При звуке рыданий плотно сжатые веки Минны, синеющие на восковом лице, приподнимаются… Прекрасные бездонные глаза под благородными бровями, полные смятения от того, что им пришлось увидеть, – это, несомненно, глаза Минны! Они закатываются к потолку, а затем обращаются на Антуана, который плачет, забыв о носовом платке… Бледные щёки вспыхивают обжигающим розовым пламенем; она явно совершает над собой какое-то ужасное усилие, прижимаясь к Маме и устремляя к Антуану хрупкие испачканные руки…
– Антуан, это неправда! Неправда! Скажи, ведь ты веришь мне, что это неправда?
Он изо всех сил кивает «да, да», глотая слёзы… Мир для него обрушился, и он верит лишь в то, что эта изумительная девочка по собственной воле стала игрушкой в чужих руках, порочной куклой, использованной и выброшенной за ненадобностью, когда она насытила похоть одного, а может быть, и нескольких негодяев…

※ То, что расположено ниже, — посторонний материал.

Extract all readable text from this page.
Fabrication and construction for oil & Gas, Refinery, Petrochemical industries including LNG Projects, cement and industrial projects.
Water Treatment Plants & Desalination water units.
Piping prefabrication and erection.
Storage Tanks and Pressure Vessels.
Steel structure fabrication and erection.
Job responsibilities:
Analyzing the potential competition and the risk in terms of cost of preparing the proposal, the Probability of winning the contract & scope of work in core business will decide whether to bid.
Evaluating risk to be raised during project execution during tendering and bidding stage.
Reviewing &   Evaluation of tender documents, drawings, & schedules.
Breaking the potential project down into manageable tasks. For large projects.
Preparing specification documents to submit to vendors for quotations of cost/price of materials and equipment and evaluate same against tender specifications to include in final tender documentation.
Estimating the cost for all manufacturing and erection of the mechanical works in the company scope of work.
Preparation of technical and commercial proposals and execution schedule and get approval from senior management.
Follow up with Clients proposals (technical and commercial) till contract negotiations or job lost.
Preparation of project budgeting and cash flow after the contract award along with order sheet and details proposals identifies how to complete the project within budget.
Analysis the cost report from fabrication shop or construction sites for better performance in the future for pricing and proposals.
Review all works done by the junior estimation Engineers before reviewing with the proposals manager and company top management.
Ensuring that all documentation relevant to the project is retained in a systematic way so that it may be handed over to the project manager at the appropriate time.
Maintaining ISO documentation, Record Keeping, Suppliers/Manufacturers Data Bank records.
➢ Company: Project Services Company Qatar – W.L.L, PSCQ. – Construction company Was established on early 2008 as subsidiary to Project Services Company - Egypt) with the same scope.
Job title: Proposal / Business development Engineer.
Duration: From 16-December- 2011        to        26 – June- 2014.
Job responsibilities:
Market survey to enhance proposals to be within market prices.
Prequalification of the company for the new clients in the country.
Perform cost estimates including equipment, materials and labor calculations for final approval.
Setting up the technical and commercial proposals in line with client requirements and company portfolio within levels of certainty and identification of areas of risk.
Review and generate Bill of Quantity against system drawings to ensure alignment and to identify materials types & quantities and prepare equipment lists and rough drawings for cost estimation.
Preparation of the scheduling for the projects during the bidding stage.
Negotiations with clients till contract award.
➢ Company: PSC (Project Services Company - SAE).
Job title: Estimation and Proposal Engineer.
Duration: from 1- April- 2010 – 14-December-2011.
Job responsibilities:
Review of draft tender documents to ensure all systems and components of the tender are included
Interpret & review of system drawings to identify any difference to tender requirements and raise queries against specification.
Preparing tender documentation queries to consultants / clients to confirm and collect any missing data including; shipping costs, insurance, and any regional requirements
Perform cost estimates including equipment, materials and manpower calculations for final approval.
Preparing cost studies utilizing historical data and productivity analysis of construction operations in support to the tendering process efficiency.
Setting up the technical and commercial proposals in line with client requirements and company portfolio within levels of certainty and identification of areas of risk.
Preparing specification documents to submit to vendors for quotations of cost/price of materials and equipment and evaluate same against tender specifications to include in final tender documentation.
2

Он оплакивает Минну и самого себя, потому что она навеки обесчещена, унижена, отмечена позорным клеймом…
Я буду спать с Минной!»
Маленький барон Кудерк произнёс эти слова сосредоточенно и отчётливо, затем сильно покраснел и поднял меховой воротник. Казалось, он принял решение завоевать, с одной лишь тросточкой в руках, обширную угрюмую степь, раскинувшуюся за улицей Руайяль, где почти слепнешь в дымном сумраке. Теперь виден лишь его коротко стриженный светлый затылок и дерзкий нос маленького изящного шалопая. В тени деревьев на улице Габриель он, расхрабрившись, осмелился повторить прямо в зябкую спину полицейского: «Я буду спать с Минной!.. Поразительно, но ни одна женщина – если не считать англичанки моего братца, самой первой из всех, – не волновала меня так… Минна ни на кого не похожа…»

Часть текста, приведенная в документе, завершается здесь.